The NFL at that time had a fight on its hands; competition from the new league caused them to move to a 14-game season. Today’s NFL season consists of 16 games and has been that way since the 1978 season.
When a running back rushes for 1,000 yards it is deemed a measure of success. Is rushing for 1,000-yards in one season still an appropriate number? In today’s NFL, if a running back rushes for 1,000 yards in one season, he has run for an average of 62.5 yards per game. That's hardly a true measure of success, unless those 62.5 yards were instrumental in deciding if the team won.
If that same runner churned out 40 to 50 yards in the third or fourth quarter and kept a hot opposing quarterback on the sidelines, 62.5 yards would be huge.
During a 14-game season, if a running back rushed for 1,000 yards he would have gained an average for 71.4 yards per game. This is almost a 10-yard-per-game increase. The increase is higher and more significant in a 12-game season with 83.33 yards per game average. So what is the real difference?
The real difference is reflected in two different ways: time of possession and the big breakaway runs. If you take away the big runs in the NFL of most players, you’re talking anywhere from one or two a game. So you would say 10-16 long breakaway runs per season. I’m talking runs over 20-30 yards.
On average I feel it can be viewed as productivity over long distance runs. I think the bar has to be raised now that it is a 16-game season. I think the measure of success for a running back has to increase as well.

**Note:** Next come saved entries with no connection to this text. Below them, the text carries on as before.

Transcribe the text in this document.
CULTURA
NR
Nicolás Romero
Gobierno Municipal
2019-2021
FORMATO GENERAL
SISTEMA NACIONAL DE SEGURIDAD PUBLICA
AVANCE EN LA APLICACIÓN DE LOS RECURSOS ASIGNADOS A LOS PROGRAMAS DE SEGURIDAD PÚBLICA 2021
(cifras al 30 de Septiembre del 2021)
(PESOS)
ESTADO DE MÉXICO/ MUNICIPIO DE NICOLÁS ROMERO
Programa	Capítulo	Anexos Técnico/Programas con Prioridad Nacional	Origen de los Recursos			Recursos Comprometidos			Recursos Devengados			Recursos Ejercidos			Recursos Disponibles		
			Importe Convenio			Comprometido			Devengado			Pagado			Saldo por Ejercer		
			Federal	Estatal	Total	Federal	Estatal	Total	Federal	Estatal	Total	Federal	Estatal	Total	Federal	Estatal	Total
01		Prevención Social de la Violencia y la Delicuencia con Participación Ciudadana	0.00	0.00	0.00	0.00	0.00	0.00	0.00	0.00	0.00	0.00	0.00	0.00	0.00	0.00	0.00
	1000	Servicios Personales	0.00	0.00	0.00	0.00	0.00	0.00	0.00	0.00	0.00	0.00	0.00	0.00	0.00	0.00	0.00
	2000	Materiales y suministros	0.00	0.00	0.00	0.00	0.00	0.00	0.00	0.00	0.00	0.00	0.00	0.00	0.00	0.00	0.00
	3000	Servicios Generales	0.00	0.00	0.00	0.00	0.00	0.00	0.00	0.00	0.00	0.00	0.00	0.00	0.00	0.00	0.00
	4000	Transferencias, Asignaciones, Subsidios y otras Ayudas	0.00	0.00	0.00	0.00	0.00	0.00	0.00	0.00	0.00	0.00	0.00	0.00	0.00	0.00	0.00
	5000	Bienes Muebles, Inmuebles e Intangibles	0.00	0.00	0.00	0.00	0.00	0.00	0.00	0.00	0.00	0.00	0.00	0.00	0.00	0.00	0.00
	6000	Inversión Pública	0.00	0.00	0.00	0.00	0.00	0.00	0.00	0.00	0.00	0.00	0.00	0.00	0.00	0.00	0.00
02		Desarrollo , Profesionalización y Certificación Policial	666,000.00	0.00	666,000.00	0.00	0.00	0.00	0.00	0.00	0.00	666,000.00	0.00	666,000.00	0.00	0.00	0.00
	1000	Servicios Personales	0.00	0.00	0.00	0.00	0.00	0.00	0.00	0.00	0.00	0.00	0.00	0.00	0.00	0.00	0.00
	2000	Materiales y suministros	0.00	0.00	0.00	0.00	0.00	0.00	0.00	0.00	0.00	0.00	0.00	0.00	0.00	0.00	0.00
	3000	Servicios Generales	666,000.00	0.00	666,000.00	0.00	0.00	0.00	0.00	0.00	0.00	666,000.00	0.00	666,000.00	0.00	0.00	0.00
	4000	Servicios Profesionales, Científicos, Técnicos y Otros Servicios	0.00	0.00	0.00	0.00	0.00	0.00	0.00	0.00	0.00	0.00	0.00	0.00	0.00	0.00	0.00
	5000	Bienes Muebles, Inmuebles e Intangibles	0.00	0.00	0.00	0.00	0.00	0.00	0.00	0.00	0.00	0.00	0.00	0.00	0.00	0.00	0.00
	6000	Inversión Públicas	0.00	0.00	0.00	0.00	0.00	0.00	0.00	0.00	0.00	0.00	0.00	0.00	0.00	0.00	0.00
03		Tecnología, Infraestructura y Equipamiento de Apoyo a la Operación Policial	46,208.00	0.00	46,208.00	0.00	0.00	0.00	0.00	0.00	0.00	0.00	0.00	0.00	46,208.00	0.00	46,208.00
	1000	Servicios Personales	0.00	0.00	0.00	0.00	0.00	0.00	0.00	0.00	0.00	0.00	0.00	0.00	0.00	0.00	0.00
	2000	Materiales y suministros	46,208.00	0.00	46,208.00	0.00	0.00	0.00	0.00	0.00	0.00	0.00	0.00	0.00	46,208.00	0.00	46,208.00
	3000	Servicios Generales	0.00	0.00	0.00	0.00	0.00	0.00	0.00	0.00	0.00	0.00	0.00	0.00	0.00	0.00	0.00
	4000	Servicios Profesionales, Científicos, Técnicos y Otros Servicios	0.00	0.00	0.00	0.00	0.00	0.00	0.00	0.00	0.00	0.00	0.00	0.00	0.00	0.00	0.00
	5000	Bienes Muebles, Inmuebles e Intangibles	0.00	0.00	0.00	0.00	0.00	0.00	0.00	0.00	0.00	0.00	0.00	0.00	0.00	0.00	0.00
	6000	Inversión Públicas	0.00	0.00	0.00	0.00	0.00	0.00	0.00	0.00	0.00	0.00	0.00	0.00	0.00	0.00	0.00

Rushing for 85 yards per game in a 16-game season would put a runner in excess of 1,300 yards per season. That should be the new measure of success for a NFL running back. It would usually allow that runner's team to win the time of possession battle, impact each game and lead to an impressive season. The breakaway runs would take this mark higher.
Reaching that number would be difficult in this era of having two runners share the load in a two-headed rushing tandem. Having two runners share the load does extend the season for both runners and keep them from being exhausted in the fourth quarter. While the bar needs to be raised, it will be at the expense of some individual rushing totals.